Her voice goes out across the Fleet; the people nod. She's getting them. "The citizens of the Twelve Colonies entrusted their fates and the lives to Gaius Baltar. What we received was a reign of terror that staggers our minds and breaks our hearts." We linger over the tylium refinery, the fuel that keeps the Fleet jumping, the belts keep rolling, under dirty hands: "Instead of governance, we got tyranny. Instead of justice, we got oppression." Wait, who are we talking about? What were we talking about again? "Instead of a president, we got a murderer."
Back to the trial. "Today, humanity holds him accountable for his crime. Gaius Baltar is not a victim. Gaius Baltar chose to side with the Cylons and to actively seek the deaths of his fellow citizens. For that...he must pay the ultimate price." Cassidy cedes the floor, and Lampkin begins his opening statement, using his crutch like a champ. "Your honors, the defense would like to change our plea to guilty."
The gallery murmurs; Gaius chokes. Franks is not amused. "What choice do I have? I mean, it's obvious my client is guilty. He's a traitor and a killer. He's no better than the Cylon, and what do we do with them?" A man in the gallery (or Mary McDonnell doing a very gruff voice) shouts, "Throw 'em out the airlock!" That word still makes me giggle in this context, and the voice is kind of hysterical and shouty anyway, and though I do love the law, not even jurisprudence can stop the church giggles once they get going. Lampkin stomps his cane. "That's right! Throw 'em out the airlock! This man sold us to our enemy. This man is our enemy. And if there's one thing that's good in war, that is right and just and proper, it's slaughtering our enemy! Getting some righteous payback! What are we waiting for? Let's just kill him now!" Guns in the temple. He turns back to the tribunal, his voice moderate: "It'd be easier, wouldn't it? Simpler. Justice of the mob. It's what they want." Your people: these are your people. What they want is revenge: do you give it to them? Do you lay yourself down before that, in them and in you, or are you worthy of your position?
Laura Roslin enters, and seats herself in the stands. "Especially her," he says, pointing. "She's been wanting this for over a year now, ever since he beat her in a free and fair election of the people. Now she gets a chance to exact her revenge upon a man whose only real crime is bowing to the inevitable! Gaius Baltar saved the lives of the people on New Caprica -- where Laura Roslin would've seen us all dead, victims of a battle we had no hope in winning! I don't know about you, but I'm glad she wasn't the president when the Cylons arrived and said, 'Surrender, or die.' I owe my life to Gaius Baltar and the decision he made that day. And so does Laura Roslin." And he's right by being wrong: if Laura Roslin were President, they'd never have settled. That was the point of the election.

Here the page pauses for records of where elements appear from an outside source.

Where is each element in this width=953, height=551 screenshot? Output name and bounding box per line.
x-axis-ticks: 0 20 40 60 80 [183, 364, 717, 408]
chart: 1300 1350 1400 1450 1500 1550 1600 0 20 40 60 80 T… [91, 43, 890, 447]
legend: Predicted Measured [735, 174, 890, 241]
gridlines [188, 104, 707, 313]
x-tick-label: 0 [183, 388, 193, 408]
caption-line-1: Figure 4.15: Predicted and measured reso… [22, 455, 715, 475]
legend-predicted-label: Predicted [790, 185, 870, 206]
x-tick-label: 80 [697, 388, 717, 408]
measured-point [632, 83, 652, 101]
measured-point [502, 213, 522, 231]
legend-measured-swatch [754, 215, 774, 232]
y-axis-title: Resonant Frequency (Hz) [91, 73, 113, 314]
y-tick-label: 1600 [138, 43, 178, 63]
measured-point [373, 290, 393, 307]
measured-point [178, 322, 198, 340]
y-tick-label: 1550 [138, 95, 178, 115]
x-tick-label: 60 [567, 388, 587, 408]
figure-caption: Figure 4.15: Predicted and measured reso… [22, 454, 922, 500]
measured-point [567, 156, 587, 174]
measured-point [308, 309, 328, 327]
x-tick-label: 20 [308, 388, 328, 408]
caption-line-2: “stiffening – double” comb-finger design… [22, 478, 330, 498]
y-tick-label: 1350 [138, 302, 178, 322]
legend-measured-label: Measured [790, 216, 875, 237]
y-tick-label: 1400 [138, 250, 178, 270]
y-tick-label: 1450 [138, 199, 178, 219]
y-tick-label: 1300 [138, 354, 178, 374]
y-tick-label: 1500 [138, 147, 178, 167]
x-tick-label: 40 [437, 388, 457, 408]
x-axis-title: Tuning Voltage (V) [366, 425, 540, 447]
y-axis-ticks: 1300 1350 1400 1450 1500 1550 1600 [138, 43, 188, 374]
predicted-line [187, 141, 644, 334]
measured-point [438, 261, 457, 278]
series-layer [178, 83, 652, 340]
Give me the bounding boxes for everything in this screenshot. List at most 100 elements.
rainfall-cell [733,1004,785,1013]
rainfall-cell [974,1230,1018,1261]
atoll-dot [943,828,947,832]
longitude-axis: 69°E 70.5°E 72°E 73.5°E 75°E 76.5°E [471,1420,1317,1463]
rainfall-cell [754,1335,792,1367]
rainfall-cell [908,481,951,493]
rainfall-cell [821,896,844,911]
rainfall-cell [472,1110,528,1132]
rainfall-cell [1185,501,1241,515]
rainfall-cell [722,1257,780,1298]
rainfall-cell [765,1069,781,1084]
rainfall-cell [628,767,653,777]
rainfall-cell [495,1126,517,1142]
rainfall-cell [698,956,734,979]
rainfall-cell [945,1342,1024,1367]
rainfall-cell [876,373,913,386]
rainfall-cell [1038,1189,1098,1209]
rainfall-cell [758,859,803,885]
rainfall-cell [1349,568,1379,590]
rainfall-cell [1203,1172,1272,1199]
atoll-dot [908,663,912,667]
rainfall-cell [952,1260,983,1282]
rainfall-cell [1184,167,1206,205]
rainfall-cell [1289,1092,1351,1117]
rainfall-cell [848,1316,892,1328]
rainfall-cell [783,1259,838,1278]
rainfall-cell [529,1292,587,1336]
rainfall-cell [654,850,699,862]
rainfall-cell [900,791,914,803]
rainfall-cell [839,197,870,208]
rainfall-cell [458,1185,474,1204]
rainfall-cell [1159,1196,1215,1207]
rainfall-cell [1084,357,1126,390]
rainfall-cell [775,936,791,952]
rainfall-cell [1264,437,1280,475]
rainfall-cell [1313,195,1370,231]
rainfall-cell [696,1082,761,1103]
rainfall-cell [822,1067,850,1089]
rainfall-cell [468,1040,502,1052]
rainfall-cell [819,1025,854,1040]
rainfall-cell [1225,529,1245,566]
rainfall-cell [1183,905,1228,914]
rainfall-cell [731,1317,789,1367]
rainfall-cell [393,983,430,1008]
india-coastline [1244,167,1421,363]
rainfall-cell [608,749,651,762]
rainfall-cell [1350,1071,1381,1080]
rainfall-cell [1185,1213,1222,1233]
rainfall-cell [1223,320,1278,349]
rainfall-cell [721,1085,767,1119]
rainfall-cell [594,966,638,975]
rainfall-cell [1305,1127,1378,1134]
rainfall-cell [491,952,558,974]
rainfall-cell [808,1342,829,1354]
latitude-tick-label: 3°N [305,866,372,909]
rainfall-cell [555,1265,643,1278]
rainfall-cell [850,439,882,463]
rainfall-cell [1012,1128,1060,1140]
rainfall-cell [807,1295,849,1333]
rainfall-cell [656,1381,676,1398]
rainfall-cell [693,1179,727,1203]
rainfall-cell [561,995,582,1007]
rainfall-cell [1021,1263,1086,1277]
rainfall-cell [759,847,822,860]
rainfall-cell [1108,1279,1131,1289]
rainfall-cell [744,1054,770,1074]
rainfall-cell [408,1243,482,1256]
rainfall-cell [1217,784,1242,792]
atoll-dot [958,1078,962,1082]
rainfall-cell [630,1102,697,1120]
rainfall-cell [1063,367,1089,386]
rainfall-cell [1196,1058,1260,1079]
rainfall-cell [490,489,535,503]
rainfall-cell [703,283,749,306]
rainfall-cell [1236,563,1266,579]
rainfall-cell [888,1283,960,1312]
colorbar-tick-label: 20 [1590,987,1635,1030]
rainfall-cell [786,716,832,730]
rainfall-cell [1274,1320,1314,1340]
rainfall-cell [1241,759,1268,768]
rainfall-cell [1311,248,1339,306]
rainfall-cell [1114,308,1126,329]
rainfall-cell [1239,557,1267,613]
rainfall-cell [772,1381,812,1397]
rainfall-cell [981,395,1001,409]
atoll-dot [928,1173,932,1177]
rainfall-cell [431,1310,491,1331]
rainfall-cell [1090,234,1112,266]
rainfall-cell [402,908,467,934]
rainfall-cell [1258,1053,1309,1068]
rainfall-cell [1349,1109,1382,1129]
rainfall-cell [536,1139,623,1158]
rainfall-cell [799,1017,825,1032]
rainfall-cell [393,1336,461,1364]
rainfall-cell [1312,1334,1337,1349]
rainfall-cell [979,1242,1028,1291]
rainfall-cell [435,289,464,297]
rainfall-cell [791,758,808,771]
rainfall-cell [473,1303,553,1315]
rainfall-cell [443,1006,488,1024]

But the higher point of all elections is something she schemed to take away, and only a last-minute save from Bill kept her and Tory from going there. This whole season is just one question: when you preserve humanity, what are you preserving? When you put guns in the Temple, when you steal the election, when you kick Cavil dying in the dirt, when you toss Jammer out the airlock. When you co-opt the judiciary, when you tell Chief he matters, when you tell a woman her child has died, and send her out into the Fleet. When you look your father in the face and tell him you're doing this because you love the law. You're killing somebody for stealing a box with nobody inside, and that's not war. That's getting lost and needing desperately to find your way home. The Pegasus is with us still, and only something massive and unexpected could ever save them now. This whole season is just one question: why do you do the things you do, and how strong can you let yourself be, in the name of what is right?